The former pop-up now has a permanent home on Queen West
Curryish started life as a popular pandemic pop-up and meal service. Shete—who was born in Mumbai and cooked in London and Memphis before moving to Toronto in the mid-aughts—garnered a following for his fresh interpretation of Indian cuisine, heavy on seasonal produce and freewheeling with technique borrowed from his European culinary training. A year and a half later, he paused the pop-up to set up shop on Queen West.

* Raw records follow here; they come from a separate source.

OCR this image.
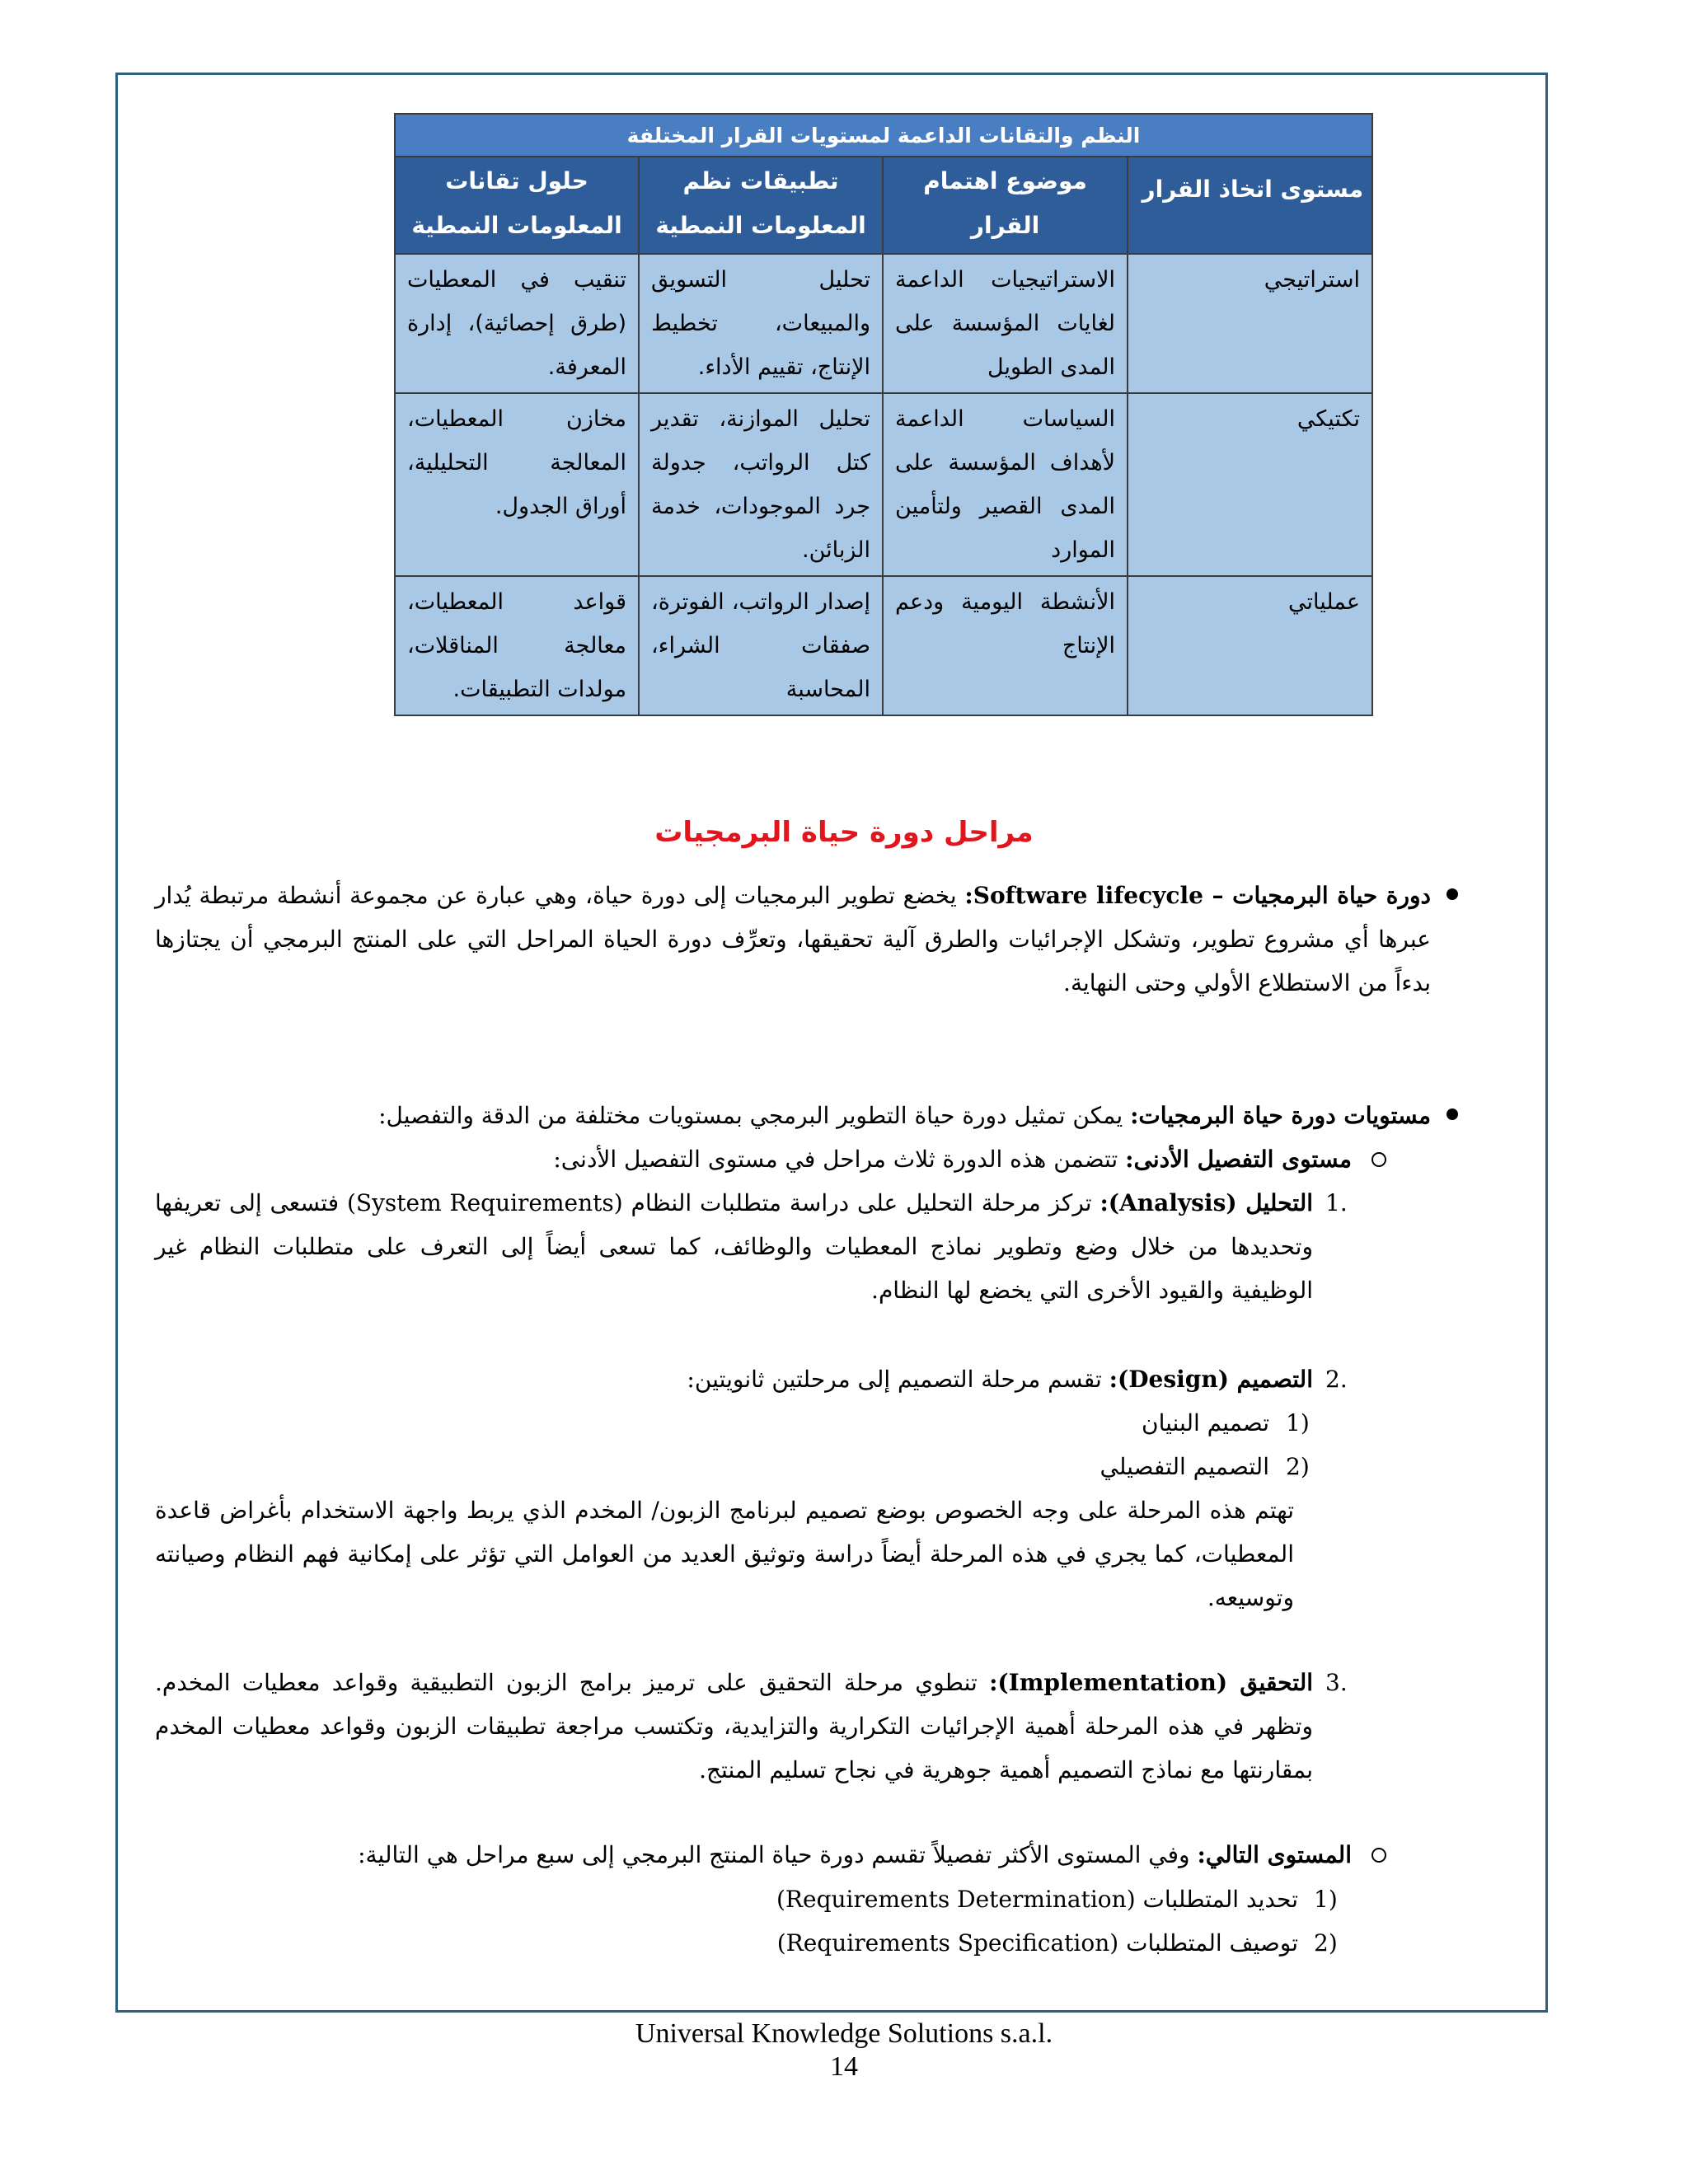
النظم والتقانات الداعمة لمستويات القرار المختلفة			
مستوى اتخاذ القرار	موضوع اهتمام القرار	تطبيقات نظم المعلومات النمطية	حلول تقانات المعلومات النمطية
استراتيجي	الاستراتيجيات الداعمة لغايات المؤسسة على المدى الطويل	تحليل التسويق والمبيعات، تخطيط الإنتاج، تقييم الأداء.	تنقيب في المعطيات (طرق إحصائية)، إدارة المعرفة.
تكتيكي	السياسات الداعمة لأهداف المؤسسة على المدى القصير ولتأمين الموارد	تحليل الموازنة، تقدير كتل الرواتب، جدولة جرد الموجودات، خدمة الزبائن.	مخازن المعطيات، المعالجة التحليلية، أوراق الجدول.
عملياتي	الأنشطة اليومية ودعم الإنتاج	إصدار الرواتب، الفوترة، صفقات الشراء، المحاسبة	قواعد المعطيات، معالجة المناقلات، مولدات التطبيقات.
مراحل دورة حياة البرمجيات
دورة حياة البرمجيات – Software lifecycle: يخضع تطوير البرمجيات إلى دورة حياة، وهي عبارة عن مجموعة أنشطة مرتبطة يُدار عبرها أي مشروع تطوير، وتشكل الإجرائيات والطرق آلية تحقيقها، وتعرِّف دورة الحياة المراحل التي على المنتج البرمجي أن يجتازها بدءاً من الاستطلاع الأولي وحتى النهاية.
مستويات دورة حياة البرمجيات: يمكن تمثيل دورة حياة التطوير البرمجي بمستويات مختلفة من الدقة والتفصيل:
مستوى التفصيل الأدنى: تتضمن هذه الدورة ثلاث مراحل في مستوى التفصيل الأدنى:
1.
التحليل (Analysis): تركز مرحلة التحليل على دراسة متطلبات النظام (System Requirements) فتسعى إلى تعريفها وتحديدها من خلال وضع وتطوير نماذج المعطيات والوظائف، كما تسعى أيضاً إلى التعرف على متطلبات النظام غير الوظيفية والقيود الأخرى التي يخضع لها النظام.
2.
التصميم (Design): تقسم مرحلة التصميم إلى مرحلتين ثانويتين:
1)
تصميم البنيان
2)
التصميم التفصيلي
تهتم هذه المرحلة على وجه الخصوص بوضع تصميم لبرنامج الزبون/ المخدم الذي يربط واجهة الاستخدام بأغراض قاعدة المعطيات، كما يجري في هذه المرحلة أيضاً دراسة وتوثيق العديد من العوامل التي تؤثر على إمكانية فهم النظام وصيانته وتوسيعه.
3.
التحقيق (Implementation): تنطوي مرحلة التحقيق على ترميز برامج الزبون التطبيقية وقواعد معطيات المخدم. وتظهر في هذه المرحلة أهمية الإجرائيات التكرارية والتزايدية، وتكتسب مراجعة تطبيقات الزبون وقواعد معطيات المخدم بمقارنتها مع نماذج التصميم أهمية جوهرية في نجاح تسليم المنتج.
المستوى التالي: وفي المستوى الأكثر تفصيلاً تقسم دورة حياة المنتج البرمجي إلى سبع مراحل هي التالية:
1)
تحديد المتطلبات (Requirements Determination)
2)
توصيف المتطلبات (Requirements Specification)
Universal Knowledge Solutions s.a.l.
14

For this salad, Shete deploys tadka—oil infused with spices —which he pours over house-made stracciatella to imbue the curds with flavour and colour. That same oil is the base of a lemony dressing poured over gorgeous heirloom tomatoes. It’s served with house-made tapioca papadams seasoned with a secret twelve-spice blend and finished with mint and a touch of Ontario honey. With Shete’s focus on seasonality, it’s safe to say you won’t find this dish on the menu come November.
This street food–inspired dish is a take on pani puri, a stuffed puri shell typically filled with veg and spicy, sour mint water. Shete’s version stuffs crisp squid-ink-dyed semolina dough with a sharp and sweet yellowfin tuna tartare, Ontario peach chutney, and a juicy mint and tamarind sauce. It’s a good thing you only get a handful of these bites with every order—they’re borderline addictive.